— Appeal by the defendant, as limited by his brief, from so much of a judgment of the Supreme Court, Kings County (Broomer, J.), rendered February 11, *6841987, as convicted him of criminal sale of a controlled substance in the third degree, upon a jury verdict, and imposed sentence thereon.
Ordered that the judgment is reversed insofar as appealed from, on the law, the conviction of criminal sale of a controlled substance in the third degree and the sentence imposed thereon are vacated, and the matter is remitted to the Supreme Court, Kings County, for a new trial on that count of the indictment.
In connection with a "buy and bust” narcotics operation, an undercover police officer was sent to a specified location, having been instructed to "make a buy” at that location of any controlled substance. The operation was not aimed at any specific person; the goal was just to make a purchase at the targeted location, a search warrant having been secured for a certain apartment in a building at the site.

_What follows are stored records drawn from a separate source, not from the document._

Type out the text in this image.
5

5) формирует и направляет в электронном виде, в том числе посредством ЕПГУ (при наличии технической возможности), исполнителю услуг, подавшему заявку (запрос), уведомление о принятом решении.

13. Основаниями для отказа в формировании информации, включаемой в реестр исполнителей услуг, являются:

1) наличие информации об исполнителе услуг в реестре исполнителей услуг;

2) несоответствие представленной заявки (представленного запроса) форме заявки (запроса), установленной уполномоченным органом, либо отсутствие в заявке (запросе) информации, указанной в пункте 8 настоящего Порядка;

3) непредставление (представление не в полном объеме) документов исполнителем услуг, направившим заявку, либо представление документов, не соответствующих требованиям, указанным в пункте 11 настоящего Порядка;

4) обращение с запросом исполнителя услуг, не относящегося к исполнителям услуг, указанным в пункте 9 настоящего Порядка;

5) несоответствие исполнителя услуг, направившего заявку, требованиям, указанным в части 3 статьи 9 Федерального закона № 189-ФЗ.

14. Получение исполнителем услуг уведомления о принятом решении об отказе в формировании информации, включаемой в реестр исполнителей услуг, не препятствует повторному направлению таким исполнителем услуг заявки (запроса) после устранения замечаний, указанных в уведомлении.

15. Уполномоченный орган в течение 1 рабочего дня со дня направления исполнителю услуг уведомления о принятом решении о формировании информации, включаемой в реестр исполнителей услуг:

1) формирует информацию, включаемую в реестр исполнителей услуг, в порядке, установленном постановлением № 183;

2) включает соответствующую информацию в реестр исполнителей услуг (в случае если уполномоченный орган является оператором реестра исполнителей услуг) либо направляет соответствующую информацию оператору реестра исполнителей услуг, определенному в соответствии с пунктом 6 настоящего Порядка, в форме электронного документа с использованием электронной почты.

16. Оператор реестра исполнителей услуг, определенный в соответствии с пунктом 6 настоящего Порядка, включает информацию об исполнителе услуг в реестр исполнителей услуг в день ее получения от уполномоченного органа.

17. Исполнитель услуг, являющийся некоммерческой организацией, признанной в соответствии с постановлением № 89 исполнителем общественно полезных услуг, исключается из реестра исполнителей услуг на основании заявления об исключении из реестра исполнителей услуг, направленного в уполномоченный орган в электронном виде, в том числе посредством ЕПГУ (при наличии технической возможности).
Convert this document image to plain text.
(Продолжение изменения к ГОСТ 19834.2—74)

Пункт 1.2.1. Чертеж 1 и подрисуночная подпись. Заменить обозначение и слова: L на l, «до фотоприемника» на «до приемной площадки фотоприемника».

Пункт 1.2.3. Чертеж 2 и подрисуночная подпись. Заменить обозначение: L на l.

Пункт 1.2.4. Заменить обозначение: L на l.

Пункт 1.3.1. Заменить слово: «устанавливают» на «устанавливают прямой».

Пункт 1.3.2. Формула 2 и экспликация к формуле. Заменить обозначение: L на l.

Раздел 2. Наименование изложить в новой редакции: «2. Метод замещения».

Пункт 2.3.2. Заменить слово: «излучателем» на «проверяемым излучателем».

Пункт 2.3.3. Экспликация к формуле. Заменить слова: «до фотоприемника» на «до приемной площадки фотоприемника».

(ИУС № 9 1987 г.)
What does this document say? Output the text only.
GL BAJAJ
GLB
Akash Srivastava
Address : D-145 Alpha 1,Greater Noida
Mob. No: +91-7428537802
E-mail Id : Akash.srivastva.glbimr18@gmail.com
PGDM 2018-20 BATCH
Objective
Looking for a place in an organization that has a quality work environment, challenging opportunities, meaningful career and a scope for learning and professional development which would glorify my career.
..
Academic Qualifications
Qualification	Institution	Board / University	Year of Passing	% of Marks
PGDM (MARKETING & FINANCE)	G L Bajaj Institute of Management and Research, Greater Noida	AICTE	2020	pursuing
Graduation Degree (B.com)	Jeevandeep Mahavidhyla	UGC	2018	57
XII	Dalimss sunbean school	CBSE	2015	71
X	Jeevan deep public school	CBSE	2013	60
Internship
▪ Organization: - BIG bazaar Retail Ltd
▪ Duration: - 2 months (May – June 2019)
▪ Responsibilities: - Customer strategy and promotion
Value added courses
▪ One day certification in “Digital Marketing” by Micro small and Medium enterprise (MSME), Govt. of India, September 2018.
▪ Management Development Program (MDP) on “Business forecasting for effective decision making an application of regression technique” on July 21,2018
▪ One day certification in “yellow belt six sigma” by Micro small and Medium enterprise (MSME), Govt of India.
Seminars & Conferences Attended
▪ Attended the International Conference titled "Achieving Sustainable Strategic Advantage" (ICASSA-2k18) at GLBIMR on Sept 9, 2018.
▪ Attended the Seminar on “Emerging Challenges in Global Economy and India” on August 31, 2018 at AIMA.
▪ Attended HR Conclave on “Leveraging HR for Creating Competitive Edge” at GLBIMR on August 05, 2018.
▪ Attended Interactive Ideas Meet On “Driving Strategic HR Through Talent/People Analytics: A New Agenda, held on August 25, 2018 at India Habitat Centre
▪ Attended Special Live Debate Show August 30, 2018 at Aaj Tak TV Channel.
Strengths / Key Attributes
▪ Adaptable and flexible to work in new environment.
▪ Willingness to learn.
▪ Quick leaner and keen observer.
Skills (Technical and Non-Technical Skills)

Upon arriving near the operation site, the undercover officer noticed an individual standing in front of a building. He approached this individual, the defendant herein, and asked him "What’s happening?”. The officer testified that the defendant responded by asking, "Are you looking for some coke?” A brief conversation ensued between the two in which the defendant agreed to purchase $30 worth of cocaine on behalf of the undercover officer for some "cash”. Taking the officer’s $30, the defendant went across the street and entered the targeted building; he returned shortly with a tin foil packet which he gave the officer. In turn, the officer handed the defendant a $1 bill. The defendant thanked him and said that he should look for him again. A short while thereafter, the defendant was apprehended.
Subsequently, the defendant was indicted and tried on various counts relating to the "buy and bust” operation. Before the matter was submitted to the jury, defense counsel made repeated requests to the trial court to charge the jury on the agency defense. He argued that there was a reasonable view of the evidence that the defendant had acted as an agent of the buyer, rather than as a seller. The court refused to so instruct the jury and the defense noted its objection thereto on the record. After deliberation, the jury returned a verdict finding the defendant guilty, inter alia, of criminal sale of a controlled substance in the third degree.
On appeal, the defendant challenges only his conviction for criminal sale of a controlled substance in the third degree and the sentence imposed thereon. Specifically, he argues that the *685trial court’s denial of his request for a jury instruction on the agency defense constitutes reversible error. We agree.
Viewing the evidence in the light most favorable to the defendant, as we must on this issue, we find that there is a reasonable view of the evidence which would support the inference that the defendant was acting as an agent of the buyer (see, People v Argibay, 45 NY2d 45, rearg denied 45 NY2d 839, cert denied sub nom. Hahn-DiGuiseppe v New York, 439 US 930; People v Cierzniewski, 141 AD2d 828). The receipt of a $1 "tip” by the defendant does not, in and of itself, necessarily negate the agency defense (see, People v Peters, 71 AD2d 641, 642). Accordingly, the trial court should have instructed the jury on the agency defense (see, People v Feldman, 50 NY2d 500).
In light of our determination that a new trial is warranted, we need not pass upon the propriety of the sentence imposed upon the conviction of criminal sale of a controlled substance in the third degree. Bracken, J. P., Lawrence, Kunzeman and Spatt, JJ., concur.